Puro vapor alrededor
la sensación me confunde,
ya no sé si estoy llorando
o es el agua de la nube.
(Alpa Puyo, Juan Quintero)
La laguna de Chicabal fue pura magia.
Y, por más que busco, no encuentro otra palabra. Pienso, recuerdo y rebusco, una palabra menos mística y más real. Pero no la encuentro. Podría utilizar, como los mayas, la palabra sagrada pero se (me) escaparían mil matices. Con unos días en la espalda, me pregunto si, de verdad, fue para tanto o si no es, quizás, el paso del tiempo que idealiza el pasado. Y termino diciéndome que, en todo caso, lo que ocurre es lo contrario, ahora que esas sensaciones se van perdiendo en el olvido de las nuevas experiencias y que las fotos no muestran nada parecido a mis recuerdos.
LA LAGUNA DE CHICABAL, LUGAR SAGRADO MAYA
Porque recuerdo con claridad esa sensación enorme de paz, de belleza y de plenitud. Me veo ahí, junto a un mate caliente, con las gotas de agua acumulándose en mi pelo debido a la humedad de las nubes, sin tener frío y sin poder, ni querer, moverme durante horas.
Fue magia.
Tras una caminata de dos horas en subida, guiadas por unos cánticos que se escuchaban desde un mirador en el que la niebla no nos permitía ver nada, descendímos las más de quinientas escaleras que nos separaban de la laguna.
Como quien no quiere invadir un espacio que no les pertenece, sin recorrer ni reconocer el lugar, nos sentamos en la orilla de la laguna de Chikabal justo al fin de aquella escalinata.
A nuestra derecha, varios grupos de personas llevaban a cabo unos rituales mayas. Cada uno con una intensidad, con unos cánticos, con un ritmo. Cada uno en una zona del lago, que, como sabríamos después, se dedicaba a diferentes deidades.

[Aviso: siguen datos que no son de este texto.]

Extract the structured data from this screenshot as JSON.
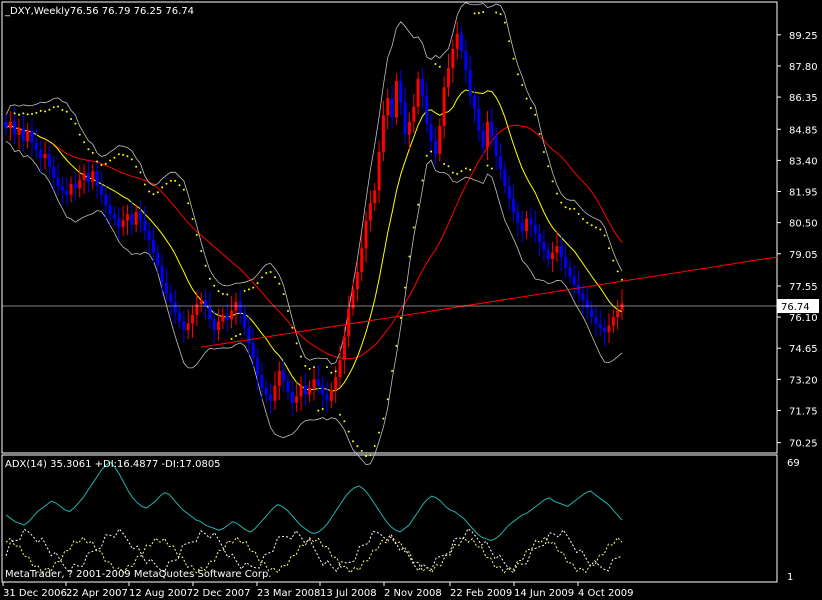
{
  "header": {
    "symbol_label": "_DXY,Weekly",
    "ohlc_label": "76.56 76.79 76.25 76.74"
  },
  "indicator": {
    "label": "ADX(14) 35.3061 +DI:16.4877 -DI:17.0805",
    "scale_max": "69",
    "scale_min": "1"
  },
  "copyright": "MetaTrader, ? 2001-2009 MetaQuotes Software Corp.",
  "current_price_label": "76.74",
  "colors": {
    "background": "#000000",
    "bull_candle": "#ff0000",
    "bear_candle": "#0000ff",
    "bollinger": "#c0c0c0",
    "ma_fast": "#ffff00",
    "ma_slow": "#ff0000",
    "trendline": "#ff0000",
    "sar": "#ffff00",
    "adx": "#20b2aa",
    "plus_di": "#ffffff",
    "minus_di": "#ffff80",
    "axis_text": "#ffffff",
    "grid_line": "#ffffff"
  },
  "chart_data": {
    "type": "candlestick",
    "price_axis": {
      "ticks": [
        "89.25",
        "87.80",
        "86.35",
        "84.85",
        "83.40",
        "81.95",
        "80.50",
        "79.05",
        "77.55",
        "76.10",
        "74.65",
        "73.20",
        "71.75",
        "70.25"
      ],
      "ylim": [
        70.0,
        90.5
      ]
    },
    "time_axis": {
      "labels": [
        "31 Dec 2006",
        "22 Apr 2007",
        "12 Aug 2007",
        "2 Dec 2007",
        "23 Mar 2008",
        "13 Jul 2008",
        "2 Nov 2008",
        "22 Feb 2009",
        "14 Jun 2009",
        "4 Oct 2009"
      ]
    },
    "weekly_closes": [
      84.9,
      85.2,
      84.6,
      84.9,
      84.3,
      84.8,
      84.2,
      83.9,
      83.5,
      83.7,
      83.1,
      82.6,
      82.2,
      82.0,
      81.8,
      82.3,
      82.1,
      82.5,
      82.8,
      82.4,
      82.9,
      82.2,
      81.8,
      81.3,
      80.9,
      80.7,
      80.3,
      80.6,
      80.9,
      80.4,
      81.0,
      80.6,
      80.1,
      79.7,
      79.1,
      78.5,
      77.7,
      77.2,
      76.8,
      76.3,
      75.9,
      75.5,
      75.8,
      76.2,
      76.7,
      76.9,
      76.6,
      76.0,
      75.5,
      75.9,
      76.2,
      76.0,
      76.4,
      76.8,
      76.3,
      75.6,
      74.9,
      74.2,
      73.4,
      72.8,
      72.5,
      72.2,
      72.9,
      73.6,
      73.1,
      72.6,
      72.1,
      72.4,
      72.9,
      72.5,
      72.8,
      73.2,
      72.9,
      72.5,
      72.2,
      72.7,
      73.3,
      74.1,
      75.2,
      76.5,
      77.4,
      78.2,
      79.3,
      80.6,
      81.4,
      82.0,
      83.8,
      85.5,
      86.3,
      85.4,
      87.1,
      86.1,
      84.6,
      85.2,
      85.9,
      87.2,
      86.4,
      85.1,
      84.3,
      83.7,
      85.0,
      86.8,
      87.7,
      88.6,
      89.3,
      88.5,
      87.6,
      86.4,
      85.8,
      84.8,
      84.0,
      85.2,
      84.5,
      83.6,
      83.0,
      82.2,
      81.6,
      81.0,
      80.5,
      80.1,
      80.7,
      80.4,
      80.0,
      79.6,
      79.2,
      78.8,
      79.1,
      79.4,
      78.9,
      78.4,
      78.0,
      77.6,
      77.2,
      76.9,
      76.5,
      76.1,
      75.8,
      75.6,
      75.4,
      75.7,
      76.1,
      76.4,
      76.74
    ],
    "moving_average_slow_note": "red curve",
    "adx_series": {
      "adx": [
        38,
        36,
        34,
        33,
        32,
        34,
        37,
        40,
        42,
        44,
        46,
        45,
        43,
        41,
        40,
        42,
        45,
        48,
        52,
        56,
        60,
        64,
        67,
        69,
        66,
        62,
        57,
        52,
        48,
        45,
        43,
        42,
        44,
        46,
        49,
        51,
        50,
        47,
        44,
        41,
        39,
        37,
        35,
        34,
        32,
        31,
        30,
        29,
        30,
        32,
        34,
        33,
        31,
        29,
        28,
        30,
        33,
        36,
        39,
        42,
        44,
        43,
        41,
        38,
        35,
        32,
        30,
        28,
        27,
        28,
        30,
        33,
        37,
        41,
        45,
        49,
        52,
        54,
        55,
        53,
        50,
        46,
        42,
        38,
        34,
        31,
        29,
        28,
        30,
        32,
        36,
        40,
        44,
        47,
        49,
        48,
        46,
        43,
        41,
        40,
        38,
        36,
        33,
        30,
        27,
        25,
        24,
        23,
        24,
        26,
        29,
        32,
        34,
        36,
        38,
        39,
        41,
        43,
        45,
        47,
        48,
        46,
        45,
        44,
        43,
        45,
        47,
        49,
        51,
        52,
        50,
        48,
        46,
        44,
        41,
        38,
        35
      ]
    }
  }
}
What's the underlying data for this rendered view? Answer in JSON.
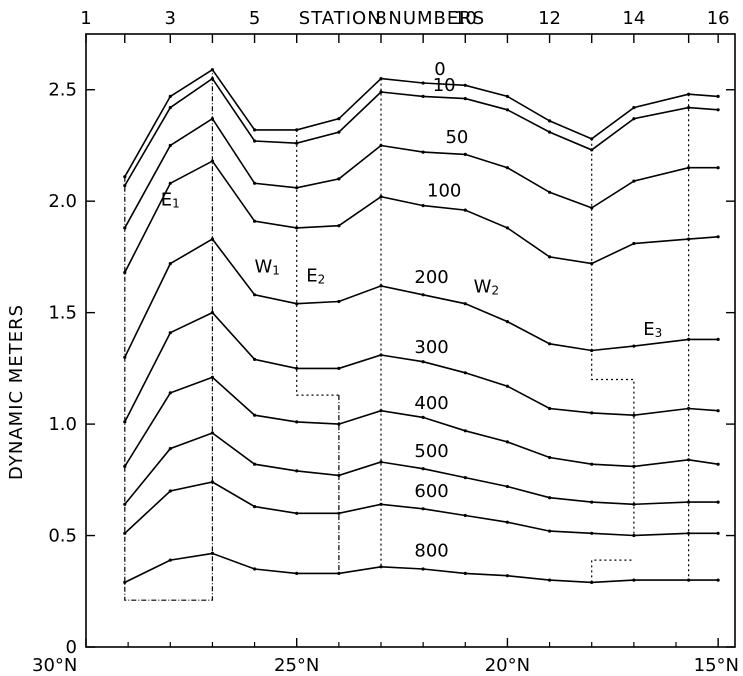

Normalmente me hubiese acercado. Hubiera intentado saber más, ver más, tomar unas fotos. Pero la fuerza de la laguna era tal, que no podía quitar los ojos de ella.
Era algo casi hipnótico.
La laguna jugaba conmigo, y también las nubes, que se deslizaban una y otra vez por el bosque del cráter, como quien juega al pilla pilla y termina, con el lago, jugando al escondite. Así, el Alpa Puyo (*) que se deslizaba sobre la laguna como trineos sobre el hielo, se convertía en una niebla espesa que nos sumía en la más absoluta blancura, de la que parecía nunca podríamos escapar. La laguna de Chicabal se convertía en cielo, jugando conmigo y haciéndome soñar con nadar en las nubes y volar en el agua.
Y, con un toque ligero de viento, cuando ya me había olvidado de la belleza que me rodeaba, las nubes volvían a jugar con los árboles y las montañas, liberando la laguna de aquella blancura y despejando el paisaje. El agua volvía a ser agua y el cielo mostraba, de nuevo, sus azules que, por momentos, había olvidado. Volvía a ver aquella hermosa laguna de Chicabal como si fuese la primera vez, sorprendida, extasiada y emocionada.
Se repitió este juego de manera hipnótica. Mágica. Tantas veces como la laguna y las nubes quisieron. Y yo, como una niña pequeña, que no se cansa del nuevo juego propuesto, jugué hasta que se agotaron las nubes. O hasta que todas ellas terminaron arremolinadas en mi pelo.
*Alpa puyo: palabra quechua para definir el manto de nubes sobre la tierra.